Elle se retira, les tempes en sueur et les joues en feu.

Le nain proposa alors sa superbe bandaison à la nurse qui en fit ses choux gras.


En fin d’après-midi, ils se retrouvèrent au bar du pont Soleil. L’air était frais en cette saison hivernale, aussi ne purent-ils s’installer à l’extérieur. Malgré l’absence de buveurs, ils prirent place dans un renfoncement, près du piano silencieux. Une étrange complicité les unissait. Curieusement, c’était Mary qui, des trois, se montrait le plus à son aise. Elle grignotait des pistaches grillées en savourant un dry Martini dans lequel s’ennuyait une grosse olive verte.
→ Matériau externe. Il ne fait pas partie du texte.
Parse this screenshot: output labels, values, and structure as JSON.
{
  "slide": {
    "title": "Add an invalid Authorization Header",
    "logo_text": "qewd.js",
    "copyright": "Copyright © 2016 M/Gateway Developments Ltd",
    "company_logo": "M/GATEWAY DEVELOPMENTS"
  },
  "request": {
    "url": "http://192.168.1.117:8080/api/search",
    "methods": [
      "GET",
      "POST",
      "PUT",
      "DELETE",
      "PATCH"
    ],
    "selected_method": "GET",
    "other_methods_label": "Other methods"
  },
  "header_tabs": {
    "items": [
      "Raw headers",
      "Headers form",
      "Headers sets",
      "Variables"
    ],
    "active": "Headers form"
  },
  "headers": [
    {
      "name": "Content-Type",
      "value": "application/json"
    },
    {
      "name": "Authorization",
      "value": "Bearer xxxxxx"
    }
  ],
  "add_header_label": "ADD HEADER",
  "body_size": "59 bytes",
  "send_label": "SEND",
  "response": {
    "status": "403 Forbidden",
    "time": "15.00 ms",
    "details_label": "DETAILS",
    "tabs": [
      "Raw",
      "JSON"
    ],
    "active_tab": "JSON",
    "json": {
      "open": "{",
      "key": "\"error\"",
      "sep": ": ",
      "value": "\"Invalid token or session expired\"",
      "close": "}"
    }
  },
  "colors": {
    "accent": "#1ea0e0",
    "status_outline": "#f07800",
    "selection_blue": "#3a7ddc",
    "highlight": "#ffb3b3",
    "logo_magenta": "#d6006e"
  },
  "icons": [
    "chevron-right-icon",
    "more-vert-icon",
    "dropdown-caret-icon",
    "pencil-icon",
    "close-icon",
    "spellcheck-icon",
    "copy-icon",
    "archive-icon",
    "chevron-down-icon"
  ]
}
A son côté, Victoria, harassée par leurs débordements amoureux, ressemblait à une pensionnaire d’internat à qui ses parents rendent visite. Elle se tenait tassée sur elle-même, les mains croisées entre ses jambes. Sir David paraissait rêveur. Il coulait des yeux admiratifs sur la marquise et la trouvait plus « classe » encore que d’habitude. Ayant passé une partie de la journée sur sa terrasse privée, elle possédait déjà un hâle qui sublimait sa peau et donnait davantage de profondeur à son regard. Cette offrande à Lesbos semblait lui apporter une assurance nouvelle.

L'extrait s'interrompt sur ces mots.